Figure 7.8 Illustration of 14 micron teardrop in the extracted spectra of HR 7341. The top two panels show the results for Regular Point Source extraction and the bottom two panels show the results for Full Width extraction. The teardrop is most clearly seen in panels 2 and 4, where it appears as an upturn kicking in at around 13.5 microns.
Figure 7.9 Same as Figure 7.8, but for HR 2194.
Figure 7.10 Similar to Figure 7.8, but for 3C 454.3, a red source. Comparisons to models have been omitted due to unavailability of models.
The teardrop is due to light leakage, optics, or detector response. It has not been introduced by pipeline processing. To illustrate this, the figures below show the various products from the pipeline for one observation of the standard star HR 7341. The teardrop is present in all of the pipeline products beginning as early as the Linearize cube.
Figure 7.11 LNZ Cube: Output of linearize – Frames 1-4.
After collapsing the cube above, the pipeline produces the following products:
Figure 7.12 Various pipeline products which all show the 14 micron teardrop: After the various droop corrections (top left); after stray light correction but before flat fielding (top right); after flat fielding (lower left); flat fielded but NOT stray light corrected (lower right).
As illustrated the next three figure, the teardrop shape changes slightly with slit position, indicating that it is most likely correlated with the angle at which the light enters the slit, consistent with an internal reflection.
Figure 7.13 Nine mapping positions (2, 12, 22, 27, 32, 37, 42, 52, and 62) of the flat fielding data for eta1 Dor, zoomed in on the teardrop. The teardrop shape changes slightly with slit position, consistent with an internal reflection origin.
Figure 7.14 Two dimensional SL2 spectral image showing an observation of HR 7341. The wavelength region spanning 6.6-7.5 microns is highlighted with a box. We do not see any excess emission similar to the teardrop between 6.6 and 7.5 microns in SL2. This suggests the feature in SL2 at 6.5-7.6 microns is different in nature from the SL1 teardrop, and likely does not depend on extraction aperture.
In the figure below, we examine the strength of the teardrop versus the source flux density.
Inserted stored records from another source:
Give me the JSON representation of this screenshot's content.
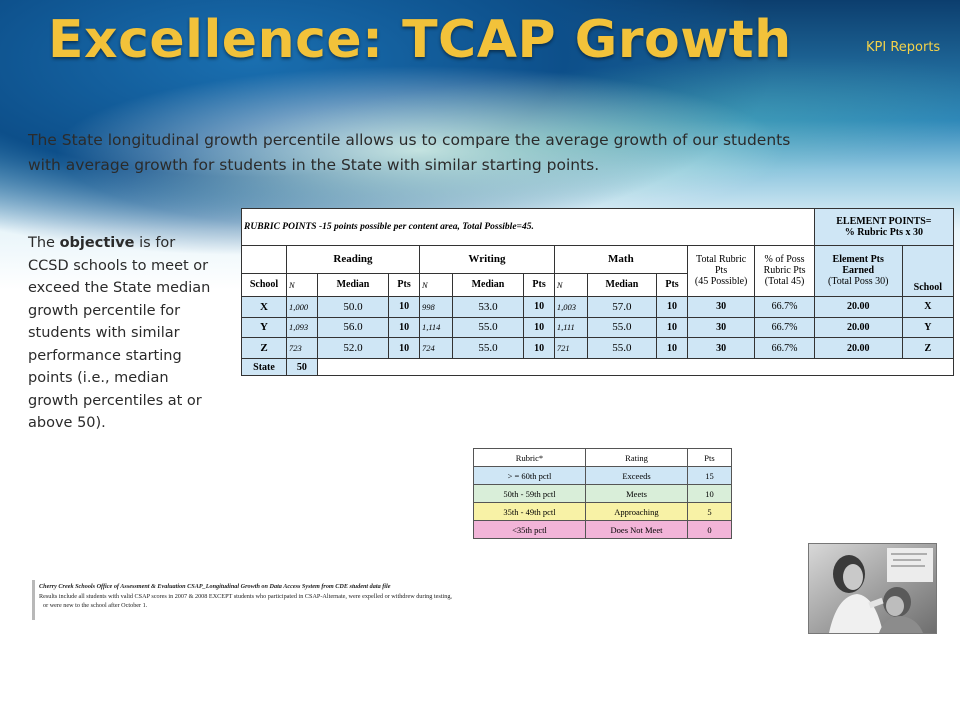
{
  "slide": {
    "title": "Excellence: TCAP Growth",
    "tag": "KPI Reports",
    "intro": "The State longitudinal growth percentile allows us to compare the average growth of our students with average growth for students in the State with similar starting points.",
    "objective": {
      "pre": "The ",
      "bold": "objective",
      "post": " is for CCSD schools to meet or exceed the State median growth percentile for students with similar performance starting points (i.e., median growth percentiles at or above 50)."
    }
  },
  "main_table": {
    "rubric_header": "RUBRIC POINTS -15 points possible per content area, Total Possible=45.",
    "element_header_line1": "ELEMENT POINTS=",
    "element_header_line2": "% Rubric Pts x 30",
    "groups": [
      "Reading",
      "Writing",
      "Math"
    ],
    "total_rubric_line1": "Total Rubric",
    "total_rubric_line2": "Pts",
    "total_rubric_line3": "(45 Possible)",
    "pct_poss_line1": "% of Poss",
    "pct_poss_line2": "Rubric Pts",
    "pct_poss_line3": "(Total 45)",
    "element_pts_line1": "Element Pts",
    "element_pts_line2": "Earned",
    "element_pts_line3": "(Total Poss 30)",
    "col_school": "School",
    "col_n": "N",
    "col_median": "Median",
    "col_pts": "Pts",
    "col_school_right": "School",
    "rows": [
      {
        "school": "X",
        "r_n": "1,000",
        "r_med": "50.0",
        "r_pts": "10",
        "w_n": "998",
        "w_med": "53.0",
        "w_pts": "10",
        "m_n": "1,003",
        "m_med": "57.0",
        "m_pts": "10",
        "total": "30",
        "pct": "66.7%",
        "elem": "20.00",
        "school2": "X"
      },
      {
        "school": "Y",
        "r_n": "1,093",
        "r_med": "56.0",
        "r_pts": "10",
        "w_n": "1,114",
        "w_med": "55.0",
        "w_pts": "10",
        "m_n": "1,111",
        "m_med": "55.0",
        "m_pts": "10",
        "total": "30",
        "pct": "66.7%",
        "elem": "20.00",
        "school2": "Y"
      },
      {
        "school": "Z",
        "r_n": "723",
        "r_med": "52.0",
        "r_pts": "10",
        "w_n": "724",
        "w_med": "55.0",
        "w_pts": "10",
        "m_n": "721",
        "m_med": "55.0",
        "m_pts": "10",
        "total": "30",
        "pct": "66.7%",
        "elem": "20.00",
        "school2": "Z"
      }
    ],
    "state_label": "State",
    "state_value": "50"
  },
  "legend_table": {
    "headers": [
      "Rubric*",
      "Rating",
      "Pts"
    ],
    "rows": [
      [
        "> = 60th pctl",
        "Exceeds",
        "15"
      ],
      [
        "50th - 59th pctl",
        "Meets",
        "10"
      ],
      [
        "35th - 49th pctl",
        "Approaching",
        "5"
      ],
      [
        "<35th pctl",
        "Does Not Meet",
        "0"
      ]
    ]
  },
  "footnote": {
    "source": "Cherry Creek Schools Office of Assessment & Evaluation CSAP_Longitudinal Growth on Data Access System from CDE student data file",
    "line2": "Results include all students with valid CSAP scores in 2007 & 2008 EXCEPT students who participated in CSAP-Alternate, were expelled or withdrew during testing,",
    "line3": "or were new to the school after October 1."
  },
  "colors": {
    "title": "#f2c23a",
    "tag": "#f4d24a",
    "blue_shade": "#cfe6f5",
    "green_shade": "#d9eed9",
    "yellow_shade": "#f8f2a6",
    "pink_shade": "#f2b4d8"
  }
}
We find that 1) the strength of the teardrop does not correlate with source flux density; and 2) for point-source extractions, the teardrop tends to be stronger for nod 2 compared to nod 1.
Figure 7.15 The strength of the teardop (quantified as the ratio of flux densities at 14.0 and 13.5 microns) versus the source flux density (measured at 12 microns) for 8 sources. For each source, black symbols represent full-slit extractions and red symbols represent point-source extractions. Plus signs represent nod 1 and asterisks represent nod 2. There is no correlation between the strength of the teardrop and the flux of the source. However, the teardrop is almost always stronger at nod 1 than nod 1 for point source extraction.
Mitigation: The behavior of the teardrop excess depends in a complicated way on source position in the slit and extraction aperture. There is no good way to correct for this feature. Users should use extreme caution before interpreting features between 13.2-15.0 microns.